In this review, Landgren and colleagues from NCI updated our knowledge of monoclonal gammopathy of undetermined significance (MGUS) and smoldering multiple myeloma (SMM), focusing on advances in their definition and pathogenesis, with clinical implications. Specifically, they described the evolution in the definition of these entities by the International Myeloma Working Group (IMWG) as well as of distinct subtypes and their clinical sequelae. They focused on predictive models for progression to active MM, based upon parameters such as serum M protein concentration, Ig isotype, and free light-chain ratio, as well as multiparameter flow cytometric evaluation of normal versus aberrant bone marrow (BM) plasma cell ratio. Finally, they outlined the clinical implications of these advances, including opportunities for clinical trials to block progression and related complications.

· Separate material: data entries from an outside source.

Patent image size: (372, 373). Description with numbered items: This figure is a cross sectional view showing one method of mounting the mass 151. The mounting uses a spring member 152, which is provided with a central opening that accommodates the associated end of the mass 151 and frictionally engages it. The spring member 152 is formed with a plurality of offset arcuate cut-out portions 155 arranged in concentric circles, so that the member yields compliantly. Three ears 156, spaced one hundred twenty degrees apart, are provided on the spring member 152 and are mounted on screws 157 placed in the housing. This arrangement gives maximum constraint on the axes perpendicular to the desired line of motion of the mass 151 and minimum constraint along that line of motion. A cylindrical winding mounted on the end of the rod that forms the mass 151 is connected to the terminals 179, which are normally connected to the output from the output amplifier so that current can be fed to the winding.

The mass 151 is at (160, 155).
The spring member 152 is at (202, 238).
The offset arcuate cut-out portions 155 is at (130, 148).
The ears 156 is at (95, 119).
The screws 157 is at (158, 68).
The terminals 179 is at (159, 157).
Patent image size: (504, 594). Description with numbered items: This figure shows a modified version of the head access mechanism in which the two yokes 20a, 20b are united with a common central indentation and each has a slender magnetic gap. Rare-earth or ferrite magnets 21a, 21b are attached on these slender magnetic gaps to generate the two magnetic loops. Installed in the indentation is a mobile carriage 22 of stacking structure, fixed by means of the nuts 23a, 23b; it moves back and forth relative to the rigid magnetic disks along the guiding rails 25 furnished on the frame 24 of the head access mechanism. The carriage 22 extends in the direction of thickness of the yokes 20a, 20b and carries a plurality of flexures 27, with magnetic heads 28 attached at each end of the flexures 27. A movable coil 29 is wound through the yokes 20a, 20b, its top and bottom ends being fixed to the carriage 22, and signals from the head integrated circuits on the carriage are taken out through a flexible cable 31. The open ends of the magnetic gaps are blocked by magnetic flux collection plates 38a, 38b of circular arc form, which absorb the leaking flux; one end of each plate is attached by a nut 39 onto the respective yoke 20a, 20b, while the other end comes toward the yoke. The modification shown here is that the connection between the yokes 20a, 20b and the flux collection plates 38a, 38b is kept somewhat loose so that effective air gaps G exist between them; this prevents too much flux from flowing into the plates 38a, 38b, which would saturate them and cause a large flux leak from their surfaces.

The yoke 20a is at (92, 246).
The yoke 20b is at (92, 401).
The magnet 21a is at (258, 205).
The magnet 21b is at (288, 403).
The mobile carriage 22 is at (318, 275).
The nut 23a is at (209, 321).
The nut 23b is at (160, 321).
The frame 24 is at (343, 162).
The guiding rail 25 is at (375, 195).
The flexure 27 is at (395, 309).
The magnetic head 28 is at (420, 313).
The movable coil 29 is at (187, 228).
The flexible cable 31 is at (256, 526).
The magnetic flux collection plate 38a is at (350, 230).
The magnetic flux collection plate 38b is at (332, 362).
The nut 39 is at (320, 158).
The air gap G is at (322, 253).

Since the original recognition of benign monoclonal gammopathy by Waldenström and of MGUS by Kyle, long-term clinical annotation has allowed for more precise definitions of MGUS and SMM. Specifically, the most recent iteration by the IMWG defines MGUS as serum M protein < 3 g/dL; BM clonal plasma cells < 10 percent; and absence of end-organ damage including hypercalcemia (> 11.5 mg/dL), abnormal creatinine (> 2.0 mg/dL), or creatinine clearance (< 40 mL/min); normochromic normocytic anemia (Hb < 10 g/dL); bone lesions (lytic lesions, osteopenia, pathologic fractures); recurrent bacterial infections (< 2 in 12 months); amyloidosis; or symptomatic hyperviscosity. Moreover, distinct non-IgM, IgM, and light-chain subtypes evolve to MM, Waldenström macroglobulinemia, and light-chain lymphoproliferative diseases, respectively. In parallel, SMM is characterized by serum M protein of > 3 g/dL and/or clonal BM plasma cells > 10 percent without end-organ damage. Such uniform definition is essential to assure that epidemiologic and interventional studies evaluate similar patient populations and likely will continue to evolve, as does active MM, into genomic subtypes.

Having uniformly defined these entities, it is then essential to identify factors predictive of progression both in preclinical and clinical studies. It now appears that all MM evolves from precursor MGUS, but the genetic or epigenetic correlates remain to be defined. To date, most genetic subtypes and abnormalities defined in active MM appear to be present in MGUS, and no common genetic signature correlates with progression to active disease. Moreover, although epigenetic (i.e., IL-6 transcription and secretion from the BM milieu) or host (i.e., immune effector cells) factors have been correlated with progression, no causative factors are identified as of yet. Since MGUS does not progress to active MM in many patients with these precursor conditions even over a long period of time, defining host factors that control proliferation of clonal cells has great promise.

Although current treatment guidelines include expectant follow-up in most cases, the ability to define patients at high risk to progress to active MM, coupled with the advent of novel therapies with acceptable adverse side effect profiles, is now making it possible to evaluate treatment strategies directed to prevent progression to active disease. These interventions include immunomodulatory drugs or other efforts to enhance host anti-tumor immunity and must be evaluated not only for their ability to delay time to progression, but also on their ultimate capacity to extend overall survival. Moreover, such treatments may be long-term, and a particular focus on complications of chronic therapy must be balanced against any potential benefits. Nonetheless, the opportunity to intervene earlier in the disease course and ultimately prevent the development of complications attendant to active MM is now a real possibility to be evaluated in ongoing and future clinical trials.

Competing Interests

Dr. Anderson indicated no relevant conflicts of interest.